All I know for sure is that things are going to have to get worse before they get better. Pain is the only way we humans ever change.
More than ever, I would love to hear your thoughts on this subject. Leave the in the comments section below.
I agree, its disconcerting, like the entire world gone mad. And I don't think it's going to end well either.
Jesus ... why is the rum always gone? (Oh! THAT's why ... )
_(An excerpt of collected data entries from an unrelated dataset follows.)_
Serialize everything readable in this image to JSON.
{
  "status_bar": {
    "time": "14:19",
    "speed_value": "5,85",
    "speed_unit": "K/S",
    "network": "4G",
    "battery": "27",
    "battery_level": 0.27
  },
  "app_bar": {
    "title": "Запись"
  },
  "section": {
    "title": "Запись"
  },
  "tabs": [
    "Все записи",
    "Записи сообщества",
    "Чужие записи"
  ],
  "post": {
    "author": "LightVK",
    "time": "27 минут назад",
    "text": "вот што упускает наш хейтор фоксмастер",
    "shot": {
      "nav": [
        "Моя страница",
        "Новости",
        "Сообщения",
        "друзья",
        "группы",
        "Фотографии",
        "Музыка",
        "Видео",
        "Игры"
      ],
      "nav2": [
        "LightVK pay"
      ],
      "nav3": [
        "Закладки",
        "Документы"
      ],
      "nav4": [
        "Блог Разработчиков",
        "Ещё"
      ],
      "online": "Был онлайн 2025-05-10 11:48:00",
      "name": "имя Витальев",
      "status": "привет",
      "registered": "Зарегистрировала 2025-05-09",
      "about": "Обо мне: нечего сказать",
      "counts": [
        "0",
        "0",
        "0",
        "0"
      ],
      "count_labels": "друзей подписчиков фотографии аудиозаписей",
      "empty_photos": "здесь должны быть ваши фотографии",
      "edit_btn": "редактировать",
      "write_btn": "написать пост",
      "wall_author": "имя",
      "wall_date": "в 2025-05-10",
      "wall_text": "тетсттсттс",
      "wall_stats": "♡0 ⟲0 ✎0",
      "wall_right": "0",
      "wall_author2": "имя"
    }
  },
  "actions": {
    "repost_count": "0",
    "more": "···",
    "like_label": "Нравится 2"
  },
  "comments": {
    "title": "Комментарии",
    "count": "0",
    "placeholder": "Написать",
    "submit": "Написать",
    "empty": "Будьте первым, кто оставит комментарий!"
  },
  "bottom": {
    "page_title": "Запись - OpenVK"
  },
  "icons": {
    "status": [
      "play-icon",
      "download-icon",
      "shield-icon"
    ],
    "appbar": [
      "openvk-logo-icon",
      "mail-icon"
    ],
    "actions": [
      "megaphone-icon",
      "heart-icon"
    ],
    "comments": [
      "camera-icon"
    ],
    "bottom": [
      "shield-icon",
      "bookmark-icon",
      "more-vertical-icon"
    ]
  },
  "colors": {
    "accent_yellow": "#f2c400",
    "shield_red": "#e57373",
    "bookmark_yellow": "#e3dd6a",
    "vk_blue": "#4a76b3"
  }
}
My finger paintings as an 8 yo had more artistic value than that Nava twaddle. (My parents actually framed one -- a desert scene with cactus -- and hung it on the wall.) I can scarcely imagine how Dewey or Bentley would react to such drivel. In chap 2 Dewey comments, "the *idea* of art -- the greatest intellectual achievement in the history of humanity," only to see it reduced to this Nava abomination. On the other hand, when art becomes so completely divorced from life as it has in out age (infinitely more so than in Dewey's time, and it is the thing he railed against the most) then I suppose something like Nava becomes the unsurprising, even necessary result.
On the other hand, I almost blew my tea through my nose when I realized what was wrong with the guy leaning against the rail.